Back in May, Visit Austin President and CEO Tom Noonan said, “I’m not going to give a shopping list to another one of my competitive cities of the groups that we’re turning away.”
The chamber says the bigger risk is to not expand the convention center, but Council Member Ellen Troxclair says she isn’t so sure.
“The council has yet to make a determination on whether or not a convention center is necessary in order to keep people coming to Austin.”
Council recently enlisted the help of the University of Texas to study the need objectively. “Hopefully having a less-involved or a less-biased source will help us to really have the data and the information we need to make a fact-based decision,” Troxclair said.
Mayor Steve Adler said the study is a necessary step to move forward.

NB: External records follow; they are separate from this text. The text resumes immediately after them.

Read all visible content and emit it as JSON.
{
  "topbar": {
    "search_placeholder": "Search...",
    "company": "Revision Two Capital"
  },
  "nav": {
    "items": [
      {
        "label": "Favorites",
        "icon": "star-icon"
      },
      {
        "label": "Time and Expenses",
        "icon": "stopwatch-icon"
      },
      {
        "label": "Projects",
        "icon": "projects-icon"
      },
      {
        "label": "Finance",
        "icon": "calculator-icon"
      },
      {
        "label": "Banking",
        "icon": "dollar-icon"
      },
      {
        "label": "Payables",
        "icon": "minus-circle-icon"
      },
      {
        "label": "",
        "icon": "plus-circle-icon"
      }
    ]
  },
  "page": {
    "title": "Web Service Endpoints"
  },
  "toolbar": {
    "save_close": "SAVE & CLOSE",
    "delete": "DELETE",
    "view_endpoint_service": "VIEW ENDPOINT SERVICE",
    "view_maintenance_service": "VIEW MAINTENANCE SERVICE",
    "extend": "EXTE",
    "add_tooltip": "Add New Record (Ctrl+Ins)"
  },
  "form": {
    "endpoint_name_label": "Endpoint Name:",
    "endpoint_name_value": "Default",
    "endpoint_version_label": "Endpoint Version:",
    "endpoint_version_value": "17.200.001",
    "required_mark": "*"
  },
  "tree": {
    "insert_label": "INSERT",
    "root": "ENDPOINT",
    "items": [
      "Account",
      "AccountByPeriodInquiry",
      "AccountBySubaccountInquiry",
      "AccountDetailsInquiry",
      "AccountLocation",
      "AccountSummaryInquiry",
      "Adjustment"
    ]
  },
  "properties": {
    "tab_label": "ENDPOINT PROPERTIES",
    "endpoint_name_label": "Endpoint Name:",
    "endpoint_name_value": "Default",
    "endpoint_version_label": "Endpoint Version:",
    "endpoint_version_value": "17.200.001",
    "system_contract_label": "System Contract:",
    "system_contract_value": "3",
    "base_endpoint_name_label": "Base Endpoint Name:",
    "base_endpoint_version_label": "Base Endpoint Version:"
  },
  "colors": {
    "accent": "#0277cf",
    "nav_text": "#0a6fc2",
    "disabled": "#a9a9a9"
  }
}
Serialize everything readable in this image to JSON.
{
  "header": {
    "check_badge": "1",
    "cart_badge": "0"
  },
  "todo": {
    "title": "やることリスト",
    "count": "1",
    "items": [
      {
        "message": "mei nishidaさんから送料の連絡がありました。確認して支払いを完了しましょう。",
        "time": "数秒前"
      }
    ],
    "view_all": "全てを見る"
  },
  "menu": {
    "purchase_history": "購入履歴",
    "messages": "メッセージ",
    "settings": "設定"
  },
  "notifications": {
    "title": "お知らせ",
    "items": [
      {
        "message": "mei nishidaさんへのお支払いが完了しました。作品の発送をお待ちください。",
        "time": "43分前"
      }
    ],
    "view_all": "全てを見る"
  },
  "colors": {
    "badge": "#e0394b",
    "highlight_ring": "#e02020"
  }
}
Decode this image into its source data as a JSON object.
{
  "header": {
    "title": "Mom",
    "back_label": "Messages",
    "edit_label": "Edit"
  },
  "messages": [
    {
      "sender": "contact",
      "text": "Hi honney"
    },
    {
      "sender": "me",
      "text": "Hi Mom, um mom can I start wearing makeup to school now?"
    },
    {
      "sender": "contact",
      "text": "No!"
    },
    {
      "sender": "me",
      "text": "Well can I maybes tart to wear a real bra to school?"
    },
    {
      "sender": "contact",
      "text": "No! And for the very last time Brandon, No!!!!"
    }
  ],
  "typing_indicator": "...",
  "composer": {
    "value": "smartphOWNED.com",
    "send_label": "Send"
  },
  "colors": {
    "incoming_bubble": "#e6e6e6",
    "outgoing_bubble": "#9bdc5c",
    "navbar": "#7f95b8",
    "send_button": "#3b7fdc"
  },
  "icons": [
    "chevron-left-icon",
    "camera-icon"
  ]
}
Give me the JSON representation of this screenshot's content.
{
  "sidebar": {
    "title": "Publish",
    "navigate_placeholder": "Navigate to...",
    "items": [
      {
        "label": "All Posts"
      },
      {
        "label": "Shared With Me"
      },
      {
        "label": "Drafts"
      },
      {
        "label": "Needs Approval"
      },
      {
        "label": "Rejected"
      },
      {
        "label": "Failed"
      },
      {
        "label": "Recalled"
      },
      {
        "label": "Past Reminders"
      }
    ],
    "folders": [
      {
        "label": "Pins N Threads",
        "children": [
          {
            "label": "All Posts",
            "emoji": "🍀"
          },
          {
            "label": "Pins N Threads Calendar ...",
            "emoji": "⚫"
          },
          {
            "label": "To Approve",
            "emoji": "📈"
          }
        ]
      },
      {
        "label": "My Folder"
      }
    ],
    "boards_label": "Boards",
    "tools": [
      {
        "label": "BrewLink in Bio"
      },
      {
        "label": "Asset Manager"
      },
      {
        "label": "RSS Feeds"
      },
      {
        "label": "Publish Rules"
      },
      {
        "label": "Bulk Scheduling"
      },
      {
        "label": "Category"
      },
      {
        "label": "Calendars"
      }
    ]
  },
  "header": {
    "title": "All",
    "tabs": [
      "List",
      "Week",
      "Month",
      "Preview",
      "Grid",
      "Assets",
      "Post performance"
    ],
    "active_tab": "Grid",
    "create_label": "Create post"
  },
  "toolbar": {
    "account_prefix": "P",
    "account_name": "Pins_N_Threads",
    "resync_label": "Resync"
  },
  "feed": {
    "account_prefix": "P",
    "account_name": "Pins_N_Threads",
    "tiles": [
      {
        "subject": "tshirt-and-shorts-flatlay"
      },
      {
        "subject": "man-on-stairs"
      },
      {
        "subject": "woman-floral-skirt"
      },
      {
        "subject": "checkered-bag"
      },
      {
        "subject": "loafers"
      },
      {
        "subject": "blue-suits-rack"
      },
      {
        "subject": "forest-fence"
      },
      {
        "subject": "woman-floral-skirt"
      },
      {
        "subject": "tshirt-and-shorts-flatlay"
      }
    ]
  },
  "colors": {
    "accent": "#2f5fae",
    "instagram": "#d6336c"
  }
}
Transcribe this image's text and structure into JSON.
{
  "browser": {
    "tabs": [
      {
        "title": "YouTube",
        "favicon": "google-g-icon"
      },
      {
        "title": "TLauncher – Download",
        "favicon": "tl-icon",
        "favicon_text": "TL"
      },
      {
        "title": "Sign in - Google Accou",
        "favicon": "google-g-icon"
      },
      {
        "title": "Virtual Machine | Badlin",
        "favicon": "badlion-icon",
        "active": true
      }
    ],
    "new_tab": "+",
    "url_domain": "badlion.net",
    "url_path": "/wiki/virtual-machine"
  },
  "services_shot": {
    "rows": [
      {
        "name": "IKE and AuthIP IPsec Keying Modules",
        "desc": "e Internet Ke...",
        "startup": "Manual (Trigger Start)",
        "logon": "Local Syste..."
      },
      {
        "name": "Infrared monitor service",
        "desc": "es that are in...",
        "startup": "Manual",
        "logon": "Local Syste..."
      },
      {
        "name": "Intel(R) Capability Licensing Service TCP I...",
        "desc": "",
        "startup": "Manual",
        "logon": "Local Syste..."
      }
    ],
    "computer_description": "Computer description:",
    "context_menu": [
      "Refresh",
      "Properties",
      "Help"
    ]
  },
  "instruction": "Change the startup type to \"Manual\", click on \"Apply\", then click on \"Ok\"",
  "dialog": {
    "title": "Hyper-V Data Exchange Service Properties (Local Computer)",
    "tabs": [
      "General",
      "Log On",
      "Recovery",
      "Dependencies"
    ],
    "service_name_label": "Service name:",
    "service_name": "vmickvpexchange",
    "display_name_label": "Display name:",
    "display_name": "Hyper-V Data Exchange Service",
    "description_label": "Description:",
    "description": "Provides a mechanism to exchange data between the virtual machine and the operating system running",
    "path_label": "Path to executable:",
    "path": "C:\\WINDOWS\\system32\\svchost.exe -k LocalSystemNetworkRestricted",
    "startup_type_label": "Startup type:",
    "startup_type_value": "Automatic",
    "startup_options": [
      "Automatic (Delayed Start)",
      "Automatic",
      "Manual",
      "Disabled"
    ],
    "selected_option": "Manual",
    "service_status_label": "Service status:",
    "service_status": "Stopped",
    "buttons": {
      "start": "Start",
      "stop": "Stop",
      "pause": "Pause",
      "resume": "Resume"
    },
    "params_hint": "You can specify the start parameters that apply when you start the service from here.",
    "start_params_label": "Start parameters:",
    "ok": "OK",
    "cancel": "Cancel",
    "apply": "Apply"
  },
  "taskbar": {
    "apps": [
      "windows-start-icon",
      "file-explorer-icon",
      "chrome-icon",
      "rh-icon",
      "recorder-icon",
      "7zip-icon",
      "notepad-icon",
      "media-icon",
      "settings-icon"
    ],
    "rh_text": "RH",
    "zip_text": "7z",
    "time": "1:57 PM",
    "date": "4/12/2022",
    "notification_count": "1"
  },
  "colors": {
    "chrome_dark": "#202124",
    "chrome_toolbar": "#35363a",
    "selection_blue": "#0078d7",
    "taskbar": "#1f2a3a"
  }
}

“The decision about expanding the convention center is a big decision. So we need to make sure we get all the information we can get… and that we get really good answers to the questions,” Adler said. “And they’re also going to answer the other questions about using that expansion, not only to help the ARCH downtown, but the indications are that we would also get another $3 million to $5 million annually that we could use on preserving the music industry in our city.”
The project team at UT is expected to report back to Council with its findings by the end of October.
Keep in mind, this is far from the first look at what a potential convention center expansion could look like. A consultant’s report back in 2015 outlined different expansion options. A KXAN investigation last year found projections made in another report from the same consultant 20 years ago — regarding event numbers and attendance — have yet to materialize.